İsrail'in, güvenliği için etrafında büyük ve güçlü devletler
değil küçük, yönetilebilir ve kolayca manipüle edilebilir
devletçikler istediği dünyanın malumu. İsrail’in daimi koruyucusu
ve savunucu ABD’nin de aynı yönde politika izlediği ve İsrail’i bu
hususta kayıtsız şartsız desteklediği de.
Tam da bu noktada ekonomisiyle, ordusuyla, halkıyla güçlü ve
büyük Türkiye bu hedefin önündeki engel olarak görülüyor ve bu
devletleri ve dostlarını rahatsız ediyor olabilir mi?
Güçlü ekonomisi ve halkıyla barışık Türkiye’yi zayıflatmak,
rayından çıkarmak isteyen aktörler, ülkemizde özellikle son
yıllarda sık sık yokladıkları bazı duyguları kaşıma ve kargaşa
yaratma çabalarının pek de işe yaramadığını görmüşler ve yeni
stratejiler aramaya başlamış olabilirler mi?
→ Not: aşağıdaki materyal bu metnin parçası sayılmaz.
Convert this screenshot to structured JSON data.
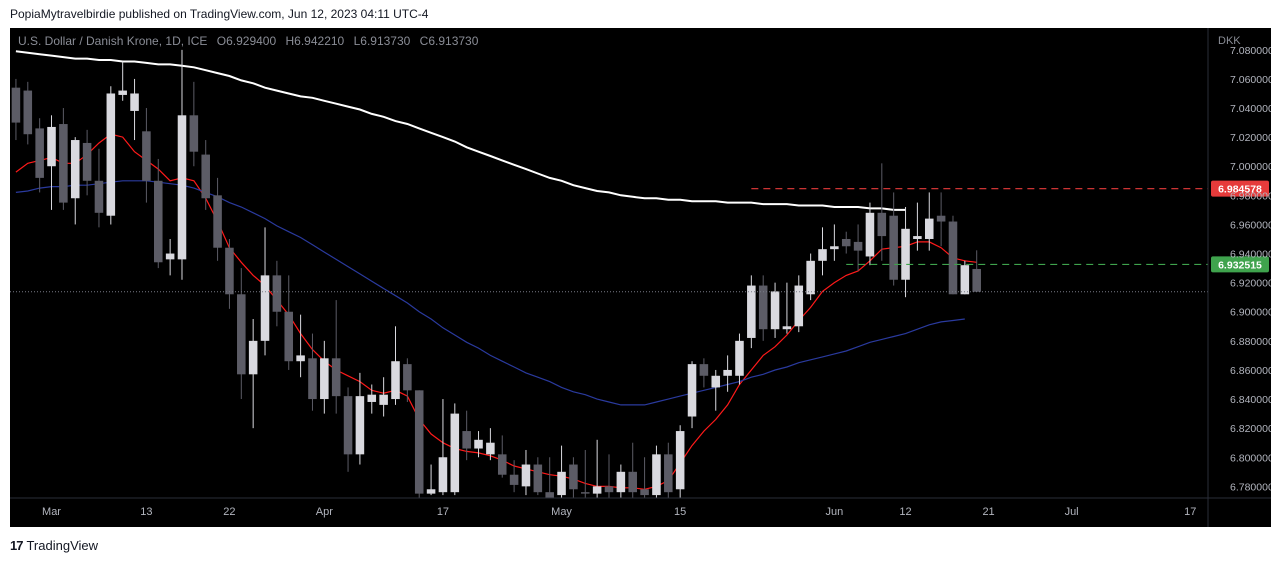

Son günlerde bazı grupların çağrısıyla sokaklara dökülen
çığırtkanlar, Kobani’yi öne sürerek Türkiye’yi Suriye’ye girmemekle
suçlayanlar ile Türkiye’nin tek başına Suriye’ye girmesini
isteyenler ortak bir amaçta buluşuyor olabilirler mi?
Suriye batağına tek başına saplanmış, uzun yıllar bitmeyecek bir
çatışmanın içinde zayıflamış bir Türkiye kimlerin işine yaracak?
Kimler zayıflamış bir Türkiye’den dişine göre lokmalar koparmak
için zamanı gelince saldıracak? Bu soruların cevabını sizler de
kendinize verebiliyor musunuz?
Bütün bu kargaşalar olurken “Sahi bugünlerde Filistin’de neler
oluyor?” diye sizin de kendi kendinize sorduğunuz oluyor mu? Irak
ve Suriye sisinin gerisinde kaybolup giden perişan durumdaki
Filistinlilere dair bugünlerde basında tek bir haber bile yer
almıyor. O insanlara ne oldu? Yıkılan şehirleri, yaralanan
kadınları, çocukları ne durumda? İsrail, son günlerde Gazze’de yeni
adımlar attı mı? Bu da vicdanımızda zonklayan başka bir konu.
Sahi bu soru(n)lar sizin de uykunuzu kaçır mıyor mu?